Sunday, December 16, 2012


Ooh I ate too much. I feel like Percy Pig (who is bursting his little waistcoat buttons). We seem to have been stuck in the Flinders Island eat-athon. First Jamie brought us a Swiss 'black forest' type choccy cake from his Swiss wife as thanks for hay-help, and we had to have a piece with Jamie, and then we went off to the FIAA (Barbs works for them) Christmas dinner, and seeing as I was spending $45 (she got her tucker for free) and I'm still in the appalling habit of translating that back to Rand, I made sure I ate every morsel and regretted it. The Tavern's chef (who left today) was a big step up, but (Modesty Blaise here the tall poppy speaking) I do cook better. Well, I don't have to cook for those numbers of people. But my feeling is that a rack of lamb should just be pink against the bone OR stripped of almost all fat, as lamb fat needs to be crisp and cooked. Rare and fat is hard going for my taste. The creme brule had great topping but had vast amounts of of slightly lumpy not quite set custard with no real taste except sweet. I like it firm but soft. And now I feel hypercritical and bad. It was a noble effort, as the Tavern hasn't risen to this sort of food much. Anyway after a night of indigestion, we went to church this morning, ahd too much cake after... and then took a crayfish cocktail (this - very typical South Africa 1960-1970 standard restaurant fare - from seafood cocktail (at the bottom), to prawn cocktail, to crayfish cocktail at the best fell out of favor, probably because the silly beggars put too much mayo and rubbish in and too little of the crayfish. Done right, with just enough good mayo to stick it together, a splash of tomato sauce, a tiny bit of chilli pepper, and some fresh chives, it is very good) to a friend's 40th party. Only they'd stocked up on a lot of German food (he is of German origin) which we had to try. And the other 40 families had all brought their party pieces... Barbs has bravely gone to the carols (which the kids and the a-capella ? spell? group are are doing), with port and mince-pies after, and all the island there I would guess. It would be lovely I am sure, but I have seen enough people and eaten enough.

Instead I harvested another 18 heads of garlic - bringing our total so far 24. Some of these are real beauties, and a few just average. There is still a fair bit to come in but I am leaving the plants with good scapes another day or two to let them mature a bit further. Nothing to do with the stress of bending my overful tummy over the planting tank. I will sun-dry them a bit tomorrow and plait them.

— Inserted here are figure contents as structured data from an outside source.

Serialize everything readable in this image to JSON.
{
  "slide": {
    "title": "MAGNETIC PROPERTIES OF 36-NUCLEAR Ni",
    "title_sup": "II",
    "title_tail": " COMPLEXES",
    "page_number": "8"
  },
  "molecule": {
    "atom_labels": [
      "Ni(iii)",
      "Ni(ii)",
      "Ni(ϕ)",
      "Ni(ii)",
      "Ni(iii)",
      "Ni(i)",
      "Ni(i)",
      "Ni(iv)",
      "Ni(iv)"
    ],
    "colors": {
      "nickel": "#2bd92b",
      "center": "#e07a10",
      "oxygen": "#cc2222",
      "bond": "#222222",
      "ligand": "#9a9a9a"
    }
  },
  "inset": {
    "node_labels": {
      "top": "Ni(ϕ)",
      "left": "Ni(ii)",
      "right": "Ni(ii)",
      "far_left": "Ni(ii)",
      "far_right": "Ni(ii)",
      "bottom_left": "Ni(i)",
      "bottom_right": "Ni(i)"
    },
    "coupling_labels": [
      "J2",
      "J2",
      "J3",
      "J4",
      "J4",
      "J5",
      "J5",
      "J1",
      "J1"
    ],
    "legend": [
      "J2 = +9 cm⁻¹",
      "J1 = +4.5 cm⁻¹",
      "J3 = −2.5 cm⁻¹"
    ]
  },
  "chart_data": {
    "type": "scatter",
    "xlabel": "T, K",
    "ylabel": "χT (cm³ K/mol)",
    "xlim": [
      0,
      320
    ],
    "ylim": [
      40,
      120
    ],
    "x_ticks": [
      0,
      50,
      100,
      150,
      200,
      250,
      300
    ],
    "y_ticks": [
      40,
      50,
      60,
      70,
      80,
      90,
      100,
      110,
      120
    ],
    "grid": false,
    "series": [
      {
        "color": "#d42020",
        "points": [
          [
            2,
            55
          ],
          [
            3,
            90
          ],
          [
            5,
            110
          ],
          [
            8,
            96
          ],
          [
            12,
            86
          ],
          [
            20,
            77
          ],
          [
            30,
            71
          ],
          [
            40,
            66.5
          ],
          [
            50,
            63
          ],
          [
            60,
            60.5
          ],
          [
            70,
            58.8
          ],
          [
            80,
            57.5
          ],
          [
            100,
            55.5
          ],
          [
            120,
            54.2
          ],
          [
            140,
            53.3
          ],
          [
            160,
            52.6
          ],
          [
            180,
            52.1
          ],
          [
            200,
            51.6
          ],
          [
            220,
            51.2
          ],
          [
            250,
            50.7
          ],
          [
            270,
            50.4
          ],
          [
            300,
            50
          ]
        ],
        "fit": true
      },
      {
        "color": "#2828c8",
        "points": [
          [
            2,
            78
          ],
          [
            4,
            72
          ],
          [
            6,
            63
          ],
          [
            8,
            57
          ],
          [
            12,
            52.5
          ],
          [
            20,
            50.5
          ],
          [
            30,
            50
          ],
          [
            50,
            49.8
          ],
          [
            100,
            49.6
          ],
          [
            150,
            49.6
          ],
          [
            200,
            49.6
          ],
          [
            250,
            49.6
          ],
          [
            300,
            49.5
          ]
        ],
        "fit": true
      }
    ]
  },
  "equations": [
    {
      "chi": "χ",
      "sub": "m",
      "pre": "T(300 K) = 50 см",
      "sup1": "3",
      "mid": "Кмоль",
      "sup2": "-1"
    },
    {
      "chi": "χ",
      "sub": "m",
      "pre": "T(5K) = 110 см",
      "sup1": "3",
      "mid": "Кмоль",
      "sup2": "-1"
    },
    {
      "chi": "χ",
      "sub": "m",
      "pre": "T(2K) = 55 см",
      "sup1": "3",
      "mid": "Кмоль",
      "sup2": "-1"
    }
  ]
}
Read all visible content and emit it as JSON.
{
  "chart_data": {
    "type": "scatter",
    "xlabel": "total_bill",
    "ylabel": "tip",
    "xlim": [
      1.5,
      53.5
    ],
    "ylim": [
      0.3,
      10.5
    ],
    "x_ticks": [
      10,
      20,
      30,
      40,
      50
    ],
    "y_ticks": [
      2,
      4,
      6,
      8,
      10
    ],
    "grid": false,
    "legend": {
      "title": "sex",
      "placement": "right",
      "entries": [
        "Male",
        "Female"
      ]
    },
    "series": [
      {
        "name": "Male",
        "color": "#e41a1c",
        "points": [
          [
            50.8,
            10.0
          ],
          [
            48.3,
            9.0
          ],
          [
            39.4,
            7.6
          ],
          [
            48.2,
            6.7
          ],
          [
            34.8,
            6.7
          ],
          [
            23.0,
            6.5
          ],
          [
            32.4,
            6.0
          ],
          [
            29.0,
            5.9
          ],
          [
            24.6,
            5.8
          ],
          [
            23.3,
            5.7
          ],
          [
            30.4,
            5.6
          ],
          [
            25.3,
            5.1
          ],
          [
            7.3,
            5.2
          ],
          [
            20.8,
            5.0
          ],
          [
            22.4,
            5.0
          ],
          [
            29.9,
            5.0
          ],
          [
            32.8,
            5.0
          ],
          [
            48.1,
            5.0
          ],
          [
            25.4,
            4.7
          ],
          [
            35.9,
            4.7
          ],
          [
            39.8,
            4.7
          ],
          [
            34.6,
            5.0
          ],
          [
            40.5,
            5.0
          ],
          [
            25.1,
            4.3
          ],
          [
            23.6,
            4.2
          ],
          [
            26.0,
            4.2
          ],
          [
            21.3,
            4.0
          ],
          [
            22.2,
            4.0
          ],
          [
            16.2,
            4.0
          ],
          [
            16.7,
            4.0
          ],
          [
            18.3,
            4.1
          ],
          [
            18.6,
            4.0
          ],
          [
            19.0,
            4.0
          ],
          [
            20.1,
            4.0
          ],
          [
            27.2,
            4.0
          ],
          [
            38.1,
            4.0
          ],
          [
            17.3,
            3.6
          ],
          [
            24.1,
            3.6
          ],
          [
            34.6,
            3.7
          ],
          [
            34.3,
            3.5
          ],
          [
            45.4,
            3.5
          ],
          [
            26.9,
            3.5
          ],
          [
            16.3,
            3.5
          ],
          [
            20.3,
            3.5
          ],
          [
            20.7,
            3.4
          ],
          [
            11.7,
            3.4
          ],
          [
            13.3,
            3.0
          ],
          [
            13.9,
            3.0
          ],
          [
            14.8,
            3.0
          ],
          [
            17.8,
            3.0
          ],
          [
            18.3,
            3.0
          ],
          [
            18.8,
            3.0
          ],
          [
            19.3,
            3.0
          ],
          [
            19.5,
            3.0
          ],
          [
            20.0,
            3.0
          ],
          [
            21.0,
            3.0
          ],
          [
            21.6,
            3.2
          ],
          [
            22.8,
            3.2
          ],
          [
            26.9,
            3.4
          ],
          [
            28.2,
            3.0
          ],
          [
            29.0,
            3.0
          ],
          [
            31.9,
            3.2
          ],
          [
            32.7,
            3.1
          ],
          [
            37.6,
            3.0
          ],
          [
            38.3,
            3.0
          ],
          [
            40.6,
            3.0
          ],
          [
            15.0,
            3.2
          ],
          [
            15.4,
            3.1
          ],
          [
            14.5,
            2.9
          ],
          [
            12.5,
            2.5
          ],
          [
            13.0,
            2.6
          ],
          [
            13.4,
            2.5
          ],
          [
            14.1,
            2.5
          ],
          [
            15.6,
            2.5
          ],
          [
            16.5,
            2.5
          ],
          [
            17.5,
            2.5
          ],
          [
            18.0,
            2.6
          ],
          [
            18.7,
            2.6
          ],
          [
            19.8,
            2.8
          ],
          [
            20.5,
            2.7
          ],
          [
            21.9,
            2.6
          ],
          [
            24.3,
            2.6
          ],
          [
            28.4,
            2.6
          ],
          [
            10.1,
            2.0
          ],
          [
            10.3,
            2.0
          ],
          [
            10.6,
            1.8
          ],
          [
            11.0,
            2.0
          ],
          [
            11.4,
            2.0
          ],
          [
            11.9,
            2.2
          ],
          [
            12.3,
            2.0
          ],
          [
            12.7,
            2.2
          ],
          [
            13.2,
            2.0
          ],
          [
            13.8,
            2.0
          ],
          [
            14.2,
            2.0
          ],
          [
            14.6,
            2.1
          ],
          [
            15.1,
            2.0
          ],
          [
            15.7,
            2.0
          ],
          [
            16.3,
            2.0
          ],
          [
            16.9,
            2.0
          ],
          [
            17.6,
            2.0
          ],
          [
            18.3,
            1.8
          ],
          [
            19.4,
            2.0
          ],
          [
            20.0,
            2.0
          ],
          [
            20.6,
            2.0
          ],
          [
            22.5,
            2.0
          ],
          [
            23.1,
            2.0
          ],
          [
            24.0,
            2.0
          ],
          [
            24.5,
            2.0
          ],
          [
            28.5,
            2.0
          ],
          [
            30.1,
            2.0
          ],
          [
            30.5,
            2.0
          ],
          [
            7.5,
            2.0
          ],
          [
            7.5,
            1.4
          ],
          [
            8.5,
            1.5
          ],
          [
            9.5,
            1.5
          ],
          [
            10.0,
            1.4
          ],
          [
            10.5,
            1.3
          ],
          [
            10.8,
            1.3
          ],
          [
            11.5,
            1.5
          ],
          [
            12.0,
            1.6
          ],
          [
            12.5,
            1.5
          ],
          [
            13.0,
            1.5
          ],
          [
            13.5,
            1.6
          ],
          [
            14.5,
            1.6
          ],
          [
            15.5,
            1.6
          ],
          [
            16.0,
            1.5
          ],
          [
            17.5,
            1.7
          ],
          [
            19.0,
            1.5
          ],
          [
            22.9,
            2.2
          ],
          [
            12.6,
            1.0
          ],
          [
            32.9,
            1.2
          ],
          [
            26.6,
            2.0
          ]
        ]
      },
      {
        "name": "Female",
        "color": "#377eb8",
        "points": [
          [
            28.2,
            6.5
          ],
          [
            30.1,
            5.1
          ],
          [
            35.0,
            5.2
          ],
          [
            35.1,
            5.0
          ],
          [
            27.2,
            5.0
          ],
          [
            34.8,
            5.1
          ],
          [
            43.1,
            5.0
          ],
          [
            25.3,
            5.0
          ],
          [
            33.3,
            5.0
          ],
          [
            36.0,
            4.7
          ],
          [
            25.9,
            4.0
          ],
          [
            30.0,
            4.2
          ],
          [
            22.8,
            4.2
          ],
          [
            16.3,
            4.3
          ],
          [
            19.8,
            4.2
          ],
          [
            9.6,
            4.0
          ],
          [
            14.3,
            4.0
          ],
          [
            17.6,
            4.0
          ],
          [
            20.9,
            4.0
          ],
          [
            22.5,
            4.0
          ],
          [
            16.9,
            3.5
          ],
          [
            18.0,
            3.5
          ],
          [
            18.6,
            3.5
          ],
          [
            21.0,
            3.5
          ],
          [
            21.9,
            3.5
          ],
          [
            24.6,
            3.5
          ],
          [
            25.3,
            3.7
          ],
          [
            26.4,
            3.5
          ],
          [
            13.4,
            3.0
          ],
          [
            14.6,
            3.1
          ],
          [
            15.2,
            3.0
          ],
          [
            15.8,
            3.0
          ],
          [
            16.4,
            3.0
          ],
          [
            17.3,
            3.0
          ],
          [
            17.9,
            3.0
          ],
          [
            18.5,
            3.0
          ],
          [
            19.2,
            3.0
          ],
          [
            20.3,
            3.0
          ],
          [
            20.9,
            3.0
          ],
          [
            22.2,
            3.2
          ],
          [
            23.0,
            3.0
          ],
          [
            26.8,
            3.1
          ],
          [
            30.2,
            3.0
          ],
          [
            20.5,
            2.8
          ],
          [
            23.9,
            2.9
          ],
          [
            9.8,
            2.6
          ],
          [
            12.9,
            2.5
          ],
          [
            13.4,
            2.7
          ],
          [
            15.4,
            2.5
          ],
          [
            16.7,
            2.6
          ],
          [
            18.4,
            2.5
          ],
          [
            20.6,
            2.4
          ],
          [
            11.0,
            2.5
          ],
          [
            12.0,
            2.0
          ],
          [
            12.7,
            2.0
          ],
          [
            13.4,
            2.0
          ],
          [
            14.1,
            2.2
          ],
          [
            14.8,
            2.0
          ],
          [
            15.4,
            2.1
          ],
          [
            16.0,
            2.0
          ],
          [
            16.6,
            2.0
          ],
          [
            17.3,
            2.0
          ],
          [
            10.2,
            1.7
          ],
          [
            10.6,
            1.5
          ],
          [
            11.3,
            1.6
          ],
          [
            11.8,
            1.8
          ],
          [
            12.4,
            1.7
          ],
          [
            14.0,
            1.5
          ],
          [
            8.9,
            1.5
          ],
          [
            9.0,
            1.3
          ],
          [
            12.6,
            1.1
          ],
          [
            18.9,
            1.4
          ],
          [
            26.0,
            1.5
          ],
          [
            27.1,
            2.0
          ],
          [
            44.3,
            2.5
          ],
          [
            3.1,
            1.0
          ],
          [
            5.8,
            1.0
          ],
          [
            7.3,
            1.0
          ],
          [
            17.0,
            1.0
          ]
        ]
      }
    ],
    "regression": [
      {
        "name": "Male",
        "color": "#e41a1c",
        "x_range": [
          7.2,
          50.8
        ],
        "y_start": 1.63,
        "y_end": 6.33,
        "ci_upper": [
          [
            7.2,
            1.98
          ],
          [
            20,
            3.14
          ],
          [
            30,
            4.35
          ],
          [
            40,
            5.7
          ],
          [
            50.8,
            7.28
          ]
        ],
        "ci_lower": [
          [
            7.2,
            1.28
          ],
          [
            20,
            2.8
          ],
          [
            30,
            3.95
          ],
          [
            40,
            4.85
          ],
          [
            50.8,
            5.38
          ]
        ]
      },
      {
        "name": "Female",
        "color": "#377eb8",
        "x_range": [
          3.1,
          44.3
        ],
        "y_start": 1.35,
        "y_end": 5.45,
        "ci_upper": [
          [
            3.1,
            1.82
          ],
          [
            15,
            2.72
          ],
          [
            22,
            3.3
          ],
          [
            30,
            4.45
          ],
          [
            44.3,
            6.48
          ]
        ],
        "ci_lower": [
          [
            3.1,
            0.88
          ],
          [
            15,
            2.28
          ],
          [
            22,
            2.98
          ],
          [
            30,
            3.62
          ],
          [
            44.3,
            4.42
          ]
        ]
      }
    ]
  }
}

  1. The garlics you are growing for bubils need to be left until they burst from the paper and are dry.

    I think the reason that Lamb has fallen out of favor in the US is that people have stopped cooking at high heat. High heat cooking requires your attention and patience. Rack of Lamb should be cooked, with the meat brought to room temperature first, by searing the outside first and then sticking the whole pan in the oven at 450. This makes the outside crispy and yummy and the inside by the bone just right and rare.

    Instead they cook them for groups at 350 or so and the outside is not so crispy and the fat doesn't render and is lardish.

    This, by the way, is true for any prime, fatty cut of meat. A Porterhouse or T-Bone cooked at 500 is a thing of beauty with a crisp of fat. Instead we cut the fat away....

    1. Excellent to have this confirmed - the paper has burst on about half, but they are not dry yet, so I wanted to leave them.

      I like to rub salt into the fat and crisp it with a touch of lemon juice to help the caramelization and flavor. They are cooked under a grill so the rendered fat drips out, very close at a very high heat, and the lower for the second side. Salt only goes onto meat once it has seared sealed. Of course they are very good - and hard work, on a real charcoal barbie. With steaks as I like the fat, but like fat cooked DEAD, whereas the steak can be quite rare (or very rare for Barbs) what I do is to put the steaks on edge onto a very hot ridged skillet- with two skewers to keep them up on edge, and cook the fat quite well, and then cook as normal. For really great steaks I actually do not believe in ridged skillet, as a flat pan seals better IMO. Grin You might guess I am quite fanatical about the subject and you wouldn't be too far wrong.